05 March 2024, 11:38 | #41 | ||
Computer Nerd
Join Date: Sep 2007
Location: Rotterdam/Netherlands
Age: 47
Posts: 3,796
|
Quote:
Quote:
|
||
05 March 2024, 12:01 | #42 | |
Alien Bleed
Join Date: Aug 2022
Location: UK
Posts: 4,234
|
Quote:
However, even if the chip ram were chunky, the bandwidth is still weak and you are dealing with uncached memory accesses. Rendering tends to be per pixel, you have a slow bus. Heaven help you if you want to do any transparency or other effects that require reading a pixel and replacing it with a new value. |
|
05 March 2024, 13:35 | #43 | |
Registered User
Join Date: Jan 2019
Location: Germany
Posts: 3,247
|
Quote:
But that's the point - you don't render with the CPU if you don't have to. With C2P, you are burning CPU cycles. |
|
05 March 2024, 14:17 | #44 |
Computer Nerd
Join Date: Sep 2007
Location: Rotterdam/Netherlands
Age: 47
Posts: 3,796
|
|
05 March 2024, 14:28 | #45 |
Thalion Webshrine
Join Date: Jan 2004
Location: Oxford
Posts: 14,396
|
Mr.Moderator. Can someone clean up this thread, backtrack to where it left the technical discussions about C2P speed on AGA/ECS and put everything after that into any other Wot-if thread? Or the bin? Ta.
|
05 March 2024, 14:33 | #46 |
Registered User
Join Date: Jan 2019
Location: Germany
Posts: 3,247
|
What would you answer if the original question would be "how fast can you copy memory"? The answer is "it depends". Here the answer is "by the speed of available bandwidth". The *real* answer is: "avoid it if you can, because it will always cost time." |
05 March 2024, 14:47 | #47 |
Alien Bleed
Join Date: Aug 2022
Location: UK
Posts: 4,234
|
@ThoR
I think the point that you should not be using the CPU to do what your video hardware could/should is very well understood, but the fact is we are dealing with a specific problem domain where, for whatever reason, we are dealing with CPU rendering. That could be for any reason: Video decode, an oldschool FPS game, an emulator, etc. If you are calculating a frame, pixel by pixel, potentially drawing things that aren't easily broken down into simple sequential planar writes, you are probably going to end up to use C2P. Even when you can do planar writes in spans, just look at TFX. The single biggest bottleneck was trying to render to chip ram. Rendering the same planar data in fast ram and moving said data to chip dramatically improved the speed. If you are generating chunky pixels, you now have to pay a conversion tax to get them displayed and the less you have to pay for any given number the better. Back to the original question, it generally consumes 100% CPU (as in you can't get anything else meaningful done in the meantime). The only variable is, how long does it take, per frame? |
05 March 2024, 16:04 | #48 | |
Computer Nerd
Join Date: Sep 2007
Location: Rotterdam/Netherlands
Age: 47
Posts: 3,796
|
Quote:
Yes, but why use C2P when you don't need it? Seems a bit obvious. |
|
10 March 2024, 02:27 | #49 |
Moderator
Join Date: Nov 2004
Location: Eksjö / Sweden
Posts: 5,625
|
As a rough baseline, a 320x200x8bpp ready buffer takes roughly 1 frame with the CPU, or maybe a bit less on a fast 060. This means that there's little or no time left to render something interesting in 8 bits at full frame rate.

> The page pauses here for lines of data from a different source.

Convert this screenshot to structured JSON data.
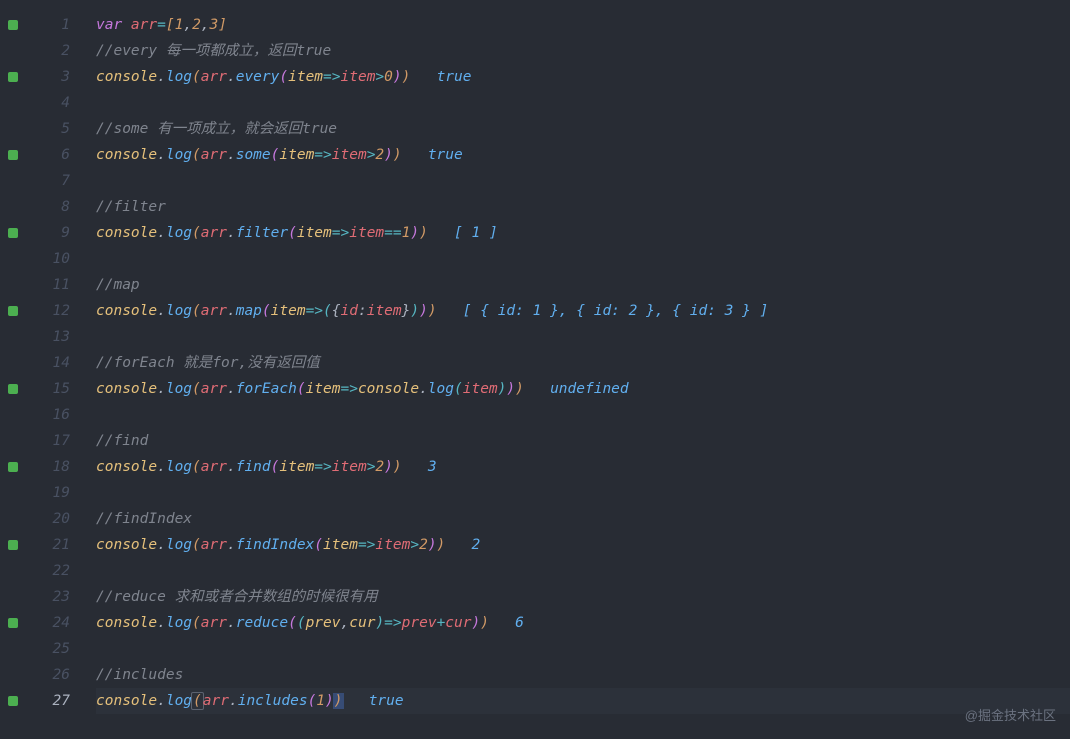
{
  "watermark": "@掘金技术社区",
  "current_line": 27,
  "lines": [
    {
      "n": 1,
      "marker": true,
      "kind": "code",
      "tokens": [
        {
          "t": "var ",
          "c": "kw"
        },
        {
          "t": "arr",
          "c": "var"
        },
        {
          "t": "=",
          "c": "op"
        },
        {
          "t": "[",
          "c": "paren1"
        },
        {
          "t": "1",
          "c": "num"
        },
        {
          "t": ",",
          "c": "punc"
        },
        {
          "t": "2",
          "c": "num"
        },
        {
          "t": ",",
          "c": "punc"
        },
        {
          "t": "3",
          "c": "num"
        },
        {
          "t": "]",
          "c": "paren1"
        }
      ]
    },
    {
      "n": 2,
      "marker": false,
      "kind": "comment",
      "text": "//every 每一项都成立，返回true"
    },
    {
      "n": 3,
      "marker": true,
      "kind": "code",
      "tokens": [
        {
          "t": "console",
          "c": "prop"
        },
        {
          "t": ".",
          "c": "punc"
        },
        {
          "t": "log",
          "c": "fn"
        },
        {
          "t": "(",
          "c": "paren1"
        },
        {
          "t": "arr",
          "c": "var"
        },
        {
          "t": ".",
          "c": "punc"
        },
        {
          "t": "every",
          "c": "fn"
        },
        {
          "t": "(",
          "c": "paren2"
        },
        {
          "t": "item",
          "c": "param"
        },
        {
          "t": "=>",
          "c": "op"
        },
        {
          "t": "item",
          "c": "var"
        },
        {
          "t": ">",
          "c": "op"
        },
        {
          "t": "0",
          "c": "num"
        },
        {
          "t": ")",
          "c": "paren2"
        },
        {
          "t": ")",
          "c": "paren1"
        },
        {
          "t": "   ",
          "c": ""
        },
        {
          "t": "true",
          "c": "result"
        }
      ]
    },
    {
      "n": 4,
      "marker": false,
      "kind": "blank"
    },
    {
      "n": 5,
      "marker": false,
      "kind": "comment",
      "text": "//some 有一项成立，就会返回true"
    },
    {
      "n": 6,
      "marker": true,
      "kind": "code",
      "tokens": [
        {
          "t": "console",
          "c": "prop"
        },
        {
          "t": ".",
          "c": "punc"
        },
        {
          "t": "log",
          "c": "fn"
        },
        {
          "t": "(",
          "c": "paren1"
        },
        {
          "t": "arr",
          "c": "var"
        },
        {
          "t": ".",
          "c": "punc"
        },
        {
          "t": "some",
          "c": "fn"
        },
        {
          "t": "(",
          "c": "paren2"
        },
        {
          "t": "item",
          "c": "param"
        },
        {
          "t": "=>",
          "c": "op"
        },
        {
          "t": "item",
          "c": "var"
        },
        {
          "t": ">",
          "c": "op"
        },
        {
          "t": "2",
          "c": "num"
        },
        {
          "t": ")",
          "c": "paren2"
        },
        {
          "t": ")",
          "c": "paren1"
        },
        {
          "t": "   ",
          "c": ""
        },
        {
          "t": "true",
          "c": "result"
        }
      ]
    },
    {
      "n": 7,
      "marker": false,
      "kind": "blank"
    },
    {
      "n": 8,
      "marker": false,
      "kind": "comment",
      "text": "//filter"
    },
    {
      "n": 9,
      "marker": true,
      "kind": "code",
      "tokens": [
        {
          "t": "console",
          "c": "prop"
        },
        {
          "t": ".",
          "c": "punc"
        },
        {
          "t": "log",
          "c": "fn"
        },
        {
          "t": "(",
          "c": "paren1"
        },
        {
          "t": "arr",
          "c": "var"
        },
        {
          "t": ".",
          "c": "punc"
        },
        {
          "t": "filter",
          "c": "fn"
        },
        {
          "t": "(",
          "c": "paren2"
        },
        {
          "t": "item",
          "c": "param"
        },
        {
          "t": "=>",
          "c": "op"
        },
        {
          "t": "item",
          "c": "var"
        },
        {
          "t": "==",
          "c": "op"
        },
        {
          "t": "1",
          "c": "num"
        },
        {
          "t": ")",
          "c": "paren2"
        },
        {
          "t": ")",
          "c": "paren1"
        },
        {
          "t": "   ",
          "c": ""
        },
        {
          "t": "[ 1 ]",
          "c": "result"
        }
      ]
    },
    {
      "n": 10,
      "marker": false,
      "kind": "blank"
    },
    {
      "n": 11,
      "marker": false,
      "kind": "comment",
      "text": "//map"
    },
    {
      "n": 12,
      "marker": true,
      "kind": "code",
      "tokens": [
        {
          "t": "console",
          "c": "prop"
        },
        {
          "t": ".",
          "c": "punc"
        },
        {
          "t": "log",
          "c": "fn"
        },
        {
          "t": "(",
          "c": "paren1"
        },
        {
          "t": "arr",
          "c": "var"
        },
        {
          "t": ".",
          "c": "punc"
        },
        {
          "t": "map",
          "c": "fn"
        },
        {
          "t": "(",
          "c": "paren2"
        },
        {
          "t": "item",
          "c": "param"
        },
        {
          "t": "=>",
          "c": "op"
        },
        {
          "t": "(",
          "c": "paren3"
        },
        {
          "t": "{",
          "c": "brace"
        },
        {
          "t": "id",
          "c": "var"
        },
        {
          "t": ":",
          "c": "punc"
        },
        {
          "t": "item",
          "c": "var"
        },
        {
          "t": "}",
          "c": "brace"
        },
        {
          "t": ")",
          "c": "paren3"
        },
        {
          "t": ")",
          "c": "paren2"
        },
        {
          "t": ")",
          "c": "paren1"
        },
        {
          "t": "   ",
          "c": ""
        },
        {
          "t": "[ { id: 1 }, { id: 2 }, { id: 3 } ]",
          "c": "result"
        }
      ]
    },
    {
      "n": 13,
      "marker": false,
      "kind": "blank"
    },
    {
      "n": 14,
      "marker": false,
      "kind": "comment",
      "text": "//forEach 就是for,没有返回值"
    },
    {
      "n": 15,
      "marker": true,
      "kind": "code",
      "tokens": [
        {
          "t": "console",
          "c": "prop"
        },
        {
          "t": ".",
          "c": "punc"
        },
        {
          "t": "log",
          "c": "fn"
        },
        {
          "t": "(",
          "c": "paren1"
        },
        {
          "t": "arr",
          "c": "var"
        },
        {
          "t": ".",
          "c": "punc"
        },
        {
          "t": "forEach",
          "c": "fn"
        },
        {
          "t": "(",
          "c": "paren2"
        },
        {
          "t": "item",
          "c": "param"
        },
        {
          "t": "=>",
          "c": "op"
        },
        {
          "t": "console",
          "c": "prop"
        },
        {
          "t": ".",
          "c": "punc"
        },
        {
          "t": "log",
          "c": "fn"
        },
        {
          "t": "(",
          "c": "paren3"
        },
        {
          "t": "item",
          "c": "var"
        },
        {
          "t": ")",
          "c": "paren3"
        },
        {
          "t": ")",
          "c": "paren2"
        },
        {
          "t": ")",
          "c": "paren1"
        },
        {
          "t": "   ",
          "c": ""
        },
        {
          "t": "undefined",
          "c": "result"
        }
      ]
    },
    {
      "n": 16,
      "marker": false,
      "kind": "blank"
    },
    {
      "n": 17,
      "marker": false,
      "kind": "comment",
      "text": "//find"
    },
    {
      "n": 18,
      "marker": true,
      "kind": "code",
      "tokens": [
        {
          "t": "console",
          "c": "prop"
        },
        {
          "t": ".",
          "c": "punc"
        },
        {
          "t": "log",
          "c": "fn"
        },
        {
          "t": "(",
          "c": "paren1"
        },
        {
          "t": "arr",
          "c": "var"
        },
        {
          "t": ".",
          "c": "punc"
        },
        {
          "t": "find",
          "c": "fn"
        },
        {
          "t": "(",
          "c": "paren2"
        },
        {
          "t": "item",
          "c": "param"
        },
        {
          "t": "=>",
          "c": "op"
        },
        {
          "t": "item",
          "c": "var"
        },
        {
          "t": ">",
          "c": "op"
        },
        {
          "t": "2",
          "c": "num"
        },
        {
          "t": ")",
          "c": "paren2"
        },
        {
          "t": ")",
          "c": "paren1"
        },
        {
          "t": "   ",
          "c": ""
        },
        {
          "t": "3",
          "c": "result"
        }
      ]
    },
    {
      "n": 19,
      "marker": false,
      "kind": "blank"
    },
    {
      "n": 20,
      "marker": false,
      "kind": "comment",
      "text": "//findIndex"
    },
    {
      "n": 21,
      "marker": true,
      "kind": "code",
      "tokens": [
        {
          "t": "console",
          "c": "prop"
        },
        {
          "t": ".",
          "c": "punc"
        },
        {
          "t": "log",
          "c": "fn"
        },
        {
          "t": "(",
          "c": "paren1"
        },
        {
          "t": "arr",
          "c": "var"
        },
        {
          "t": ".",
          "c": "punc"
        },
        {
          "t": "findIndex",
          "c": "fn"
        },
        {
          "t": "(",
          "c": "paren2"
        },
        {
          "t": "item",
          "c": "param"
        },
        {
          "t": "=>",
          "c": "op"
        },
        {
          "t": "item",
          "c": "var"
        },
        {
          "t": ">",
          "c": "op"
        },
        {
          "t": "2",
          "c": "num"
        },
        {
          "t": ")",
          "c": "paren2"
        },
        {
          "t": ")",
          "c": "paren1"
        },
        {
          "t": "   ",
          "c": ""
        },
        {
          "t": "2",
          "c": "result"
        }
      ]
    },
    {
      "n": 22,
      "marker": false,
      "kind": "blank"
    },
    {
      "n": 23,
      "marker": false,
      "kind": "comment",
      "text": "//reduce 求和或者合并数组的时候很有用"
    },
    {
      "n": 24,
      "marker": true,
      "kind": "code",
      "tokens": [
        {
          "t": "console",
          "c": "prop"
        },
        {
          "t": ".",
          "c": "punc"
        },
        {
          "t": "log",
          "c": "fn"
        },
        {
          "t": "(",
          "c": "paren1"
        },
        {
          "t": "arr",
          "c": "var"
        },
        {
          "t": ".",
          "c": "punc"
        },
        {
          "t": "reduce",
          "c": "fn"
        },
        {
          "t": "(",
          "c": "paren2"
        },
        {
          "t": "(",
          "c": "paren3"
        },
        {
          "t": "prev",
          "c": "param"
        },
        {
          "t": ",",
          "c": "punc"
        },
        {
          "t": "cur",
          "c": "param"
        },
        {
          "t": ")",
          "c": "paren3"
        },
        {
          "t": "=>",
          "c": "op"
        },
        {
          "t": "prev",
          "c": "var"
        },
        {
          "t": "+",
          "c": "op"
        },
        {
          "t": "cur",
          "c": "var"
        },
        {
          "t": ")",
          "c": "paren2"
        },
        {
          "t": ")",
          "c": "paren1"
        },
        {
          "t": "   ",
          "c": ""
        },
        {
          "t": "6",
          "c": "result"
        }
      ]
    },
    {
      "n": 25,
      "marker": false,
      "kind": "blank"
    },
    {
      "n": 26,
      "marker": false,
      "kind": "comment",
      "text": "//includes"
    },
    {
      "n": 27,
      "marker": true,
      "kind": "code",
      "current": true,
      "tokens": [
        {
          "t": "console",
          "c": "prop"
        },
        {
          "t": ".",
          "c": "punc"
        },
        {
          "t": "log",
          "c": "fn"
        },
        {
          "t": "(",
          "c": "paren1 bracket-hl"
        },
        {
          "t": "arr",
          "c": "var"
        },
        {
          "t": ".",
          "c": "punc"
        },
        {
          "t": "includes",
          "c": "fn"
        },
        {
          "t": "(",
          "c": "paren2"
        },
        {
          "t": "1",
          "c": "num"
        },
        {
          "t": ")",
          "c": "paren2"
        },
        {
          "t": ")",
          "c": "paren1 cursor-cell"
        },
        {
          "t": "   ",
          "c": ""
        },
        {
          "t": "true",
          "c": "result"
        }
      ]
    }
  ]
}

Graphics cards on a bus with no acceleration would be better or worse depending on the bus bandwidth vs. specific Amiga model motherboard chip RAM bandwidth from the CPU. Reverts to copyspeed. Motorola CPU cards with VDU as North Bridge would bypass the CPU-external bus and is the only way to beat bus copyspeed. IDK if SCSI modules could be adapted to become VDUs or if they're fast enough, but I estimate 1 in 20 or less Blizzard cards have modules. If TF1260 could be modded this could be more promising as it has sold in high numbers. For 3D and calculations, the fastest way is ofc a GPU with everything on it, and CPU just passing object data and handing off all rendering to that PU. Unfortunately this results in a great cost (maybe not now?) but the bigger problem is that it must be standardized and devs incentivized to make games and other real-time applications for it that need full framerate. A cheap GPU, say 300 EUR would probably take 10 years to reach out to a wide enough audience. Big box Amigas bar A2000 are very rare, and the question is where the GPU would sit in the much more abundant wedge Amigas. |
10 March 2024, 03:58 | #50 | |
Registered User
Join Date: Dec 2019
Location: North Dakota
Posts: 741
|
Quote:
1. Allow user the option of having 50% of screen covered in HUD (cockpit view in racing games, flight/space simulators) thus reducing that cost to 50% and leaving the user with 2 options : 50/60 fps (but with half screen spent on HUD) and 30 fps (full-screen). 2. Just optimize/tweak the 3D scene to a 25/30 fps lock (but no frame-drops!). Yes, this means that for most of the time, the CPU is unused to handle the rare spikes (which would otherwise drop the framerate below 25/30). But plenty recent racing games had a 30-fps lock on consoles and that's fine. |
|
10 March 2024, 04:20 | #51 | |
Registered User
Join Date: Dec 2019
Location: North Dakota
Posts: 741
|
Quote:
One of the features is that I allow to run benchmark without _LVOWritePixelArray (CyberGraphXBase) - meaning it benchmarks raw CPU throughput without any chipram malarkey (you just don't see it on screen, but the frame is fully rendered internally in a loop). Is RTG driver doing something else during that call other than C2P ? The benchmark spits out 2 numbers - with and without the RTG call, so it's very easy to instantly find out how long it takes. Obviously, no VSYNC. I'm just wondering if the _LVOWritePixelArray () doesn't do a bunch of other things that would skew the C2P results? Do cards like ZZ9000 even do C2P ? Don't they bypass C2P / chipram completely with their own [presumably] RTG video-out ? Maybe I'm mixing that with the PiStorm, though... |
|
10 March 2024, 05:28 | #52 |
Registered User
Join Date: Jul 2017
Location: San Jose
Posts: 664
|
Assumed one manages to transfer around 10mb/s to the RTG card across the ZIII bus, a 320x200 image costs ca 6ms to transfer, leaving ca 10ms for the game to render everything at 60fps.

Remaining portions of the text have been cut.